“I don’t know . . . He’s either very smart or very dumb.”
Quint’s line from “Jaws” sums up Gov. Tom Corbett and the Republican-controlled Pennsylvania House as they push their liquor privatization bill. They’re either very smart, trying to pull a fast one on Pennsylvanians expecting better selection and lower prices. Or they’re very dumb, believing their bill will work.
Here’s betting on the latter.
No offense to Chris Christie, but anytime Jersey does something better, you’ve got problems.
Clearly, buying wine and liquor is better there. But that’s not saying much, as 48 states have better ways to buy liquor and beer than Pennsylvania. So huge numbers of residents stock elsewhere to the detriment of state coffers.
The fact that Corbett and the House Republicans think that situation will change with the current bill (which passed the House on party lines) makes you wonder if they were drunk while crafting such bad legislation.
Let’s review. Despite being elected in 2010 in large part by promising to privatize liquor, Tom Corbett did nothing on the issue in his first two years except commission yet another blue-ribbon panel to (ready for this?) study liquor privatization.

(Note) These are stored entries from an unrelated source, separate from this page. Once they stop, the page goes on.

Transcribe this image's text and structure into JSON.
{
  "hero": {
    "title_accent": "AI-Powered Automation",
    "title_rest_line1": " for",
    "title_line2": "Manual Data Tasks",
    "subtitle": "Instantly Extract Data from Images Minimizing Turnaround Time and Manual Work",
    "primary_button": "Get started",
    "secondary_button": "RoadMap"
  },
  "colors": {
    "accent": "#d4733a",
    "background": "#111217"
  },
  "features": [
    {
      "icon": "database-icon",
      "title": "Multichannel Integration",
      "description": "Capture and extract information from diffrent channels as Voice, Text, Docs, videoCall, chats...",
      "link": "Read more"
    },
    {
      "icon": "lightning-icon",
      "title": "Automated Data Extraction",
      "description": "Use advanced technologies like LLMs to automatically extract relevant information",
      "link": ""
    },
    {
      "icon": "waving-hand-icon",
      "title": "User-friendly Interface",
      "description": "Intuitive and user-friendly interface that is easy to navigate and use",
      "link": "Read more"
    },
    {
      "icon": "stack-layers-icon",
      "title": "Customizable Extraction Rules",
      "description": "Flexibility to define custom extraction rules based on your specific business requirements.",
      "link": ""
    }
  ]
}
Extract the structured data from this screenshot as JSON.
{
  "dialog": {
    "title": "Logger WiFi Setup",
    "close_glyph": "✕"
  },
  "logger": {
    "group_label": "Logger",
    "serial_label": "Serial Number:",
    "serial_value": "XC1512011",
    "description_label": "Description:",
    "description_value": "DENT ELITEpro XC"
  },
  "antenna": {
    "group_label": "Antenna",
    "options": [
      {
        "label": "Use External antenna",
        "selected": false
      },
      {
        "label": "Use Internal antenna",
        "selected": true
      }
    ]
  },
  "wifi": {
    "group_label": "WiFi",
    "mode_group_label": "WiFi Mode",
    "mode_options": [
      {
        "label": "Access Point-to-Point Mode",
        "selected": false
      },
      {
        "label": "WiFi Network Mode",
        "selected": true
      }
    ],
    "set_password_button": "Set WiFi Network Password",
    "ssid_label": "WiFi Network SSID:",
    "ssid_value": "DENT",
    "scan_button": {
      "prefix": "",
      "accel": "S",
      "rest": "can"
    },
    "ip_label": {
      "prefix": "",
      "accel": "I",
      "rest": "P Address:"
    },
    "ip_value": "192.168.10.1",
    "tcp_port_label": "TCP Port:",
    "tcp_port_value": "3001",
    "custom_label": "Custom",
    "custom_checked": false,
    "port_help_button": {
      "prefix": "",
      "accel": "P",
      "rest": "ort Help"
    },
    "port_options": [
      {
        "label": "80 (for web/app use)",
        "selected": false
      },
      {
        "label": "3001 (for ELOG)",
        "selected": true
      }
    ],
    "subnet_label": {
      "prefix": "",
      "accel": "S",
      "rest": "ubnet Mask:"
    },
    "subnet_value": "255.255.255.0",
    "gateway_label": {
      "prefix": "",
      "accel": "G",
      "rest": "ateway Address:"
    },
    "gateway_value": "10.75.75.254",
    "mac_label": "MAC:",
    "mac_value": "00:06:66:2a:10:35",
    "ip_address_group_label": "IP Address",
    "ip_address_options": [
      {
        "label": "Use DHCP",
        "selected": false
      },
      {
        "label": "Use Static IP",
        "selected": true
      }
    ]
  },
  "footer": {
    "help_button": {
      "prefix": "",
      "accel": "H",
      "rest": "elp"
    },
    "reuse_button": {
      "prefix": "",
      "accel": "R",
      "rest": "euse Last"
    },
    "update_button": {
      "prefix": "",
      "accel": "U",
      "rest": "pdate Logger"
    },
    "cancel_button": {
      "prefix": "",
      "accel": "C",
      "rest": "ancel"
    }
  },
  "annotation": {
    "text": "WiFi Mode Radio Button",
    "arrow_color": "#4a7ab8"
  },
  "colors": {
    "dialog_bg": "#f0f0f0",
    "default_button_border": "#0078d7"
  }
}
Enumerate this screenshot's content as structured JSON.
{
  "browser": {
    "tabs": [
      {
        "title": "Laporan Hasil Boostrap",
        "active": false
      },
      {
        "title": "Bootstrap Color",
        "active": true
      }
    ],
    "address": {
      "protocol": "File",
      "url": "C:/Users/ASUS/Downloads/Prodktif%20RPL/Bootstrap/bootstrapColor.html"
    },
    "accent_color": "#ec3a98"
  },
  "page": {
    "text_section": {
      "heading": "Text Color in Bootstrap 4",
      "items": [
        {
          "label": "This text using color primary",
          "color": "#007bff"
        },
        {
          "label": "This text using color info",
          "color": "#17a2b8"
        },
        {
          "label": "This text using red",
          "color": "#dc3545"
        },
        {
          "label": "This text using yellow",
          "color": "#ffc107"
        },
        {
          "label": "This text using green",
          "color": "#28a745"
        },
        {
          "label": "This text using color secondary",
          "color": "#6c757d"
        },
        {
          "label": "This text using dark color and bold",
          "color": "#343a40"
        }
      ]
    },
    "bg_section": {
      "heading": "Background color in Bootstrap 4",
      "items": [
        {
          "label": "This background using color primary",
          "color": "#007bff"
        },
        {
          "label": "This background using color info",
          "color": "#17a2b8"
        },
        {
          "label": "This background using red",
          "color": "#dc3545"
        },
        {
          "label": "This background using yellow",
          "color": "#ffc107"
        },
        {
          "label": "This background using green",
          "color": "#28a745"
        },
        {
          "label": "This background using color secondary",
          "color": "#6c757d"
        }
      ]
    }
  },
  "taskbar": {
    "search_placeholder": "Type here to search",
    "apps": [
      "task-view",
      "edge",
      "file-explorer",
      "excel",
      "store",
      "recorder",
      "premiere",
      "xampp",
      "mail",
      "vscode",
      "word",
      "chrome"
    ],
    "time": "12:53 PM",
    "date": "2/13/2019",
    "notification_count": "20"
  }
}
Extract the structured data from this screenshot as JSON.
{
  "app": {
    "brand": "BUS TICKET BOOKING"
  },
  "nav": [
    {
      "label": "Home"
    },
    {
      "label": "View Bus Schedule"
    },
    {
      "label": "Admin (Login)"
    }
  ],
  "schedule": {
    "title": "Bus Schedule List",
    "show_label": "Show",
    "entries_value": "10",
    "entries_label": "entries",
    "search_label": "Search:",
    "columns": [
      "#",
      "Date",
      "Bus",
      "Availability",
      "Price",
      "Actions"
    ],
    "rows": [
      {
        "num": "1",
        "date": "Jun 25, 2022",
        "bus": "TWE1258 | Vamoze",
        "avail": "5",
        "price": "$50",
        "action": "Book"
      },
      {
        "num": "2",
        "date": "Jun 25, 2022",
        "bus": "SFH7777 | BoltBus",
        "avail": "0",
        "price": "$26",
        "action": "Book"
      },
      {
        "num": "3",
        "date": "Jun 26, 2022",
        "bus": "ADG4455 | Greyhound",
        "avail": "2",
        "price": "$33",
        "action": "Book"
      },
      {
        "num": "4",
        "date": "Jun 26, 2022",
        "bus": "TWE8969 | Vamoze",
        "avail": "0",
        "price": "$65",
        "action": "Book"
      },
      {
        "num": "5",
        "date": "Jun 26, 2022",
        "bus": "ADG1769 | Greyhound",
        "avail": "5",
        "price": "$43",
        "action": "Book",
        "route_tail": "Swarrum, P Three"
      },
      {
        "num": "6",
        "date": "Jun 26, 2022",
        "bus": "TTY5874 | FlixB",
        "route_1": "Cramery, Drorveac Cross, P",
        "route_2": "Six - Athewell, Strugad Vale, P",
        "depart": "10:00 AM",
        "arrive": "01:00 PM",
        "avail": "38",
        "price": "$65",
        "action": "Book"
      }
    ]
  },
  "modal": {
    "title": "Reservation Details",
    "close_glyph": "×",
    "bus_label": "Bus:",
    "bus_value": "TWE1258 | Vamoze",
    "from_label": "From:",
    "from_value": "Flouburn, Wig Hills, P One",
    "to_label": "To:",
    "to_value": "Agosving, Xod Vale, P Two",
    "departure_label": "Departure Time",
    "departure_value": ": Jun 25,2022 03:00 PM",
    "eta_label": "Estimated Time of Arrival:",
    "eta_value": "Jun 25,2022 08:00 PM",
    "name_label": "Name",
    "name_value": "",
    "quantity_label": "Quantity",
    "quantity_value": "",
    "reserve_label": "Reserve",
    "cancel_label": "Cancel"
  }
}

Just thinking about that gives you a hangover.
Now that they are officially on board with privatization — the right thing to do — they come up with a bill that will neither increase selection, nor, most significantly, reduce prices.
This bill is a non-starter, and should it pass the senate in its current form — far from certain, since the GOP lost 10 percent of its seats in the last election — the people will be vastly disappointed upon realizing that prices will be the same or higher.
Here’s why: The whopping 18 percent Johnstown Flood tax (established to rebuild that city after its 1936 flood) remains in place, on top of which is the state sales tax. End of story.
Being hamstrung by such an onerous tax gives the wholesalers and retailers absolutely no wiggle room, forcing them to keep prices substantially higher than stores in neighboring states.
First, you need wholesalers, and there are only a few players with the capital to buy in at that level, as the cost will be enormous.
- Liquor is bulky and very heavy. Transporting it across 45,000 square miles will take a lot of trucks and drivers, neither of which come cheaply
- There will be the need for huge warehousing space in multiple locations
- Personnel requirements will be substantial
- The costs of distribution networks and other logistical issues will be considerable
- Fuel costs are near record highs
These companies are not in business to lose money. Translation: Liquor won’t be cheaper than it is today.
Making this bill even less than gin-dandy are the pie-in-the-sky revenue projections related to retail licensing. Under the bill, beer distributors will get first crack at wine and liquor, which comes with hefty licensing fees (and subsequent renewals). Great, except for three big problems:
1. Most beer distributors are small, undercapitalized mom-and-pop operations. They have a hard enough time making ends meet, so where are they coming up with the cash for a license? With so many licenses up for grabs, most banks will balk at loaning the necessary funds, as it is will be deemed too risky.
2. Assuming a distributor could get a license, the capital outlay would jump again, as they would have to add considerably more square footage to their existing stores. Wine and liquor take up a lot of space, and recession notwithstanding, that space isn’t cheap.
3. Beer distributors know nothing about wine, so, in order to compete, they would have to hire additional staff with knowledge of vino.
One of two things will occur. Many distributors can’t or won’t apply for licenses, and for those who do, their prices will increase to make up for their additional costs. When you add in the mandated Flood Tax, it becomes obvious that prices have to rise, perhaps dramatically.
Granted, many politicians are slow, but this is a no-brainer. Eliminate the 18 percent tax, and you eliminate the need to cross the border and give other states Pennsylvania’s money.
Some will ask where the revenue shortfall would be recouped. That’s easy. First, you don’t keep a bad tax just because you rely on its revenue. You fix it. Second, that’s the legislature’s job: decide how much money goes where. If there’s a shortfall, other slices of the pie get smaller. Tighten the belt like families do.
Most important, there wouldn’t be a shortfall. If the incentive is taken away to go to other states, untold millions would remain in Pennsylvania. Remember, the state now gets zero from the fortune flowing to other states.
Corbett and the Republicans need to put down the bottle and revamp the legislation, stopping the political expediency of rushing a bad bill that can be deceivingly trumpeted for re-election purposes.
Do liquor privatization right, or not at all. And you don’t have to be blitzed to know that.